Miquilena, que, como presidente da Assembléia Constituinte em
1999, ajudou a redigir a nova Carta do país, contesta o argumento
de Chávez contra a realização de
um referendo sobre seu mandato
-de que seria inconstitucional.
"Quando alguém não quer buscar saídas, começa a procurar chicanas que servem para justificar
qualquer coisa", diz. Segundo ele,
as consultas populares são previstas pela Constituição e já foram
feitas em outras ocasiões, quando
interessavam ao governo.
Folha - O diálogo entre o governo
e a oposição pode dar resultados?
Luis Miquilena - Infelizmente
não se vê um espírito verdadeiramente flexível por parte do governo, que é quem tem de ceder. O
governo é o maior interessado em
que o problema seja resolvido.
Folha - Qual seria a solução para a
crise? Eleições?
Miquilena - Não há outro caminho. Um regime democrático deve seguir um caminho democrático, que é a via eleitoral. Uma possibilidade é seguir a proposta da
oposição, de fazer uma consulta,
sem caráter vinculante, mas que
daria uma idéia da posição popular em relação ao governo. Daria
consciência ao governo de que
tem de mudar. Outra possibilidade é adiantar as eleições, uma das
vias exploradas pela mesa de diálogo. Acho que há alguma possibilidade de que o governo ceda
nisso, mas para isso é preciso uma
reforma na Constituição.
Folha - Chávez diz que a Constituição não permite eleições antecipadas nem um referendo sobre seu
mandato antes de agosto. O sr.,
que presidiu a Assembléia Constituinte, defende a realização do referendo. Quem tem razão?
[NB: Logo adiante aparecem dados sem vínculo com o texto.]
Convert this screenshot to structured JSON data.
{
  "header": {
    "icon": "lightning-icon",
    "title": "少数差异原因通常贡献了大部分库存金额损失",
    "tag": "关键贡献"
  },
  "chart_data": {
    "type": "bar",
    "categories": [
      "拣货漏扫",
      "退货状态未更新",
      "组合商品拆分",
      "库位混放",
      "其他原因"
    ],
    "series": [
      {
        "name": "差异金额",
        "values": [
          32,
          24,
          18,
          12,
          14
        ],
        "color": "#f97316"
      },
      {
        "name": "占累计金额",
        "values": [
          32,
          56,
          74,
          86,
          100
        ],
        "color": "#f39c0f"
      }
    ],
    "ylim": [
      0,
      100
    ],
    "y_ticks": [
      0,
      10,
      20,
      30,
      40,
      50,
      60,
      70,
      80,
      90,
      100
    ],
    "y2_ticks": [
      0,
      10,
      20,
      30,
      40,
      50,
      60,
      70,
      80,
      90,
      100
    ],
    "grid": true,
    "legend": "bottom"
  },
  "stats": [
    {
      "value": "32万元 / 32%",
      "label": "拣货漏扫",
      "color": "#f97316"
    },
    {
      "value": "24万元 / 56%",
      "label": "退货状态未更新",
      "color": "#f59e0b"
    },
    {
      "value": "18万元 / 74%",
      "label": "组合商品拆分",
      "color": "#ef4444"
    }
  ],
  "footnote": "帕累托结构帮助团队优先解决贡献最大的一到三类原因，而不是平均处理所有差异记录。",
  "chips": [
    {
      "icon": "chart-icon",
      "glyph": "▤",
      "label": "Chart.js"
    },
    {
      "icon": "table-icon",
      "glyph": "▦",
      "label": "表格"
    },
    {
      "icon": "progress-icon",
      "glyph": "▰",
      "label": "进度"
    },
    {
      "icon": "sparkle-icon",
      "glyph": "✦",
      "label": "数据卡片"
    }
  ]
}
Miquilena - O que existe é um
problema político, não jurídico.
Quando alguém não quer buscar
saídas, começa a procurar chicanas que servem para justificar
qualquer coisa. Em matéria de interpretação das leis, cada um toma o caminho que lhe parece
mais fácil e cômodo para condicionar uma disposição legal a seus
interesses. A Constituição é muito
clara. Tem caminhos muito expressos, em relação a referendos
consultivos. Isso já foi aplicado
para consultar o povo sobre outras questões, como a relegitimação dos dirigentes sindicais.
Folha - É possível Chávez mudar
para se manter no poder?
Miquilena - Acho que as coisas
chegaram a um ponto irreversível
em relação a sua presença no governo. Ele é o centro da disputa.
Não há outra saída para ele a não
ser sua relegitimação eleitoral.
Folha - As pesquisas mostram
que, apesar do rechaço a Chávez
ser majoritário, as divisões na oposição poderiam dar ao presidente
uma vitória eleitoral...
Miquilena - Se muitos opositores
não tomarem consciência de que,
para resolver o problema, será
preciso renunciar a muitos de
seus apetites a protagonismos,
merecem ter qualquer tipo de governo. Mas estou seguro de que as
condições estão colocadas de tal
forma que as pessoas já tomaram
consciência do problema e trabalharão para apresentar um só candidato para enfrentar Chávez.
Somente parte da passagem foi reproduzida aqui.